Использованные жестянки или стеклянные банки не пропадали. Команда «Незевая», памятуя не столь благополучные деньки, прибирала полезные емкости, чтобы использовать, как ведерки для краски, кастрюльки, кружки, коробки для мелочей и для прочих надобностей.
Свежие фрукты кончились в первые две недели пути, из натуральных продуктов в их распоряжении остался картофель и молоко от единственной на борту козочки Гликерии. Его хватало на всех, чтобы добавлять в чай или кофе, но больше ни для чего. Они могли бы обойтись и сгущенным, но по общему мнению оно придавало напиткам совсем иной вкус.
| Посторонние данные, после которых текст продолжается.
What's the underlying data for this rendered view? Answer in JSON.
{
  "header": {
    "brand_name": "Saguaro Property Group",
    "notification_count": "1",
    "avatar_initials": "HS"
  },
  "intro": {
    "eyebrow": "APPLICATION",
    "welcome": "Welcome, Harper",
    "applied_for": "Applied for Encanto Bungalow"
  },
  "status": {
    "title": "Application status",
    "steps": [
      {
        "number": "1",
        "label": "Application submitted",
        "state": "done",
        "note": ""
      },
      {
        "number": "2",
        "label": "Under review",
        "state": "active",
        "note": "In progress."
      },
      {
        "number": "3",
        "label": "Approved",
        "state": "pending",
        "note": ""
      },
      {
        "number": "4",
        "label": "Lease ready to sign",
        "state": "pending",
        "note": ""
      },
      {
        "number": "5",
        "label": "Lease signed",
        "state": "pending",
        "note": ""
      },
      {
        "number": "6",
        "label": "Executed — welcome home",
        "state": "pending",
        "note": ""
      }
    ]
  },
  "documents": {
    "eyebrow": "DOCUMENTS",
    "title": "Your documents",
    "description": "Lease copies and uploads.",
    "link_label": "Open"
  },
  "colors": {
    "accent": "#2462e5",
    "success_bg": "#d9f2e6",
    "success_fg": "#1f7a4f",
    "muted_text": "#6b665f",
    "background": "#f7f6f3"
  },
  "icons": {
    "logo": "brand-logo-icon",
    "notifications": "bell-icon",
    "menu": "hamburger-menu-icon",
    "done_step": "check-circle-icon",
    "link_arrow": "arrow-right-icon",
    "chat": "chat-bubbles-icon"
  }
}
Трапезы проходили шумно. В прежних плаваниях Митя редко редко собирал людей за одним столом. Обычно ели по двое-трое, часто перехватывали что-то прямо за работой, на палубе. Если везли пассажиров, те сами заботились о себе. Но теперь всё подчинялось распорядку. Рядовые гвардейцы и матросы устраивались в носовом кубрике, а обитатели казёнки и помещений, устроенных под ней объединялись в отдельную «артель»: тут собиралось всё посольство, гвардейское начальство (включая обоих сержантов) и Митя с Барахсановым.
Четырнадцать человек с трудом размещались за узким столом в проходе между каютами. Если казёнку на военном корабле следовало называть полуютом (Галина Ивановна называла его на французский манер «ля пуп»), то место, где проходили обеды должно было бы зваться кают-компанией, но на шхуне это небольшое пространство считалось коридором или скорее тамбуром. В обычное время стол убирали, чтоб не мешал проходу, а доски на козлы выдвигали уже встав по местам, причем лавки перекрывали и двери, и проходы, за исключением того, что вёл на палубу, а столешница почти упиралась в грудь. Если во время качки горячее блюдо покидало тарелку, увернуться бывало сложно. Световой люк над их головами погружал проход в полусумрак, но в шторм и его закрывали, а лампы на одну свечу, что висели по углам, люди загораживали спинами.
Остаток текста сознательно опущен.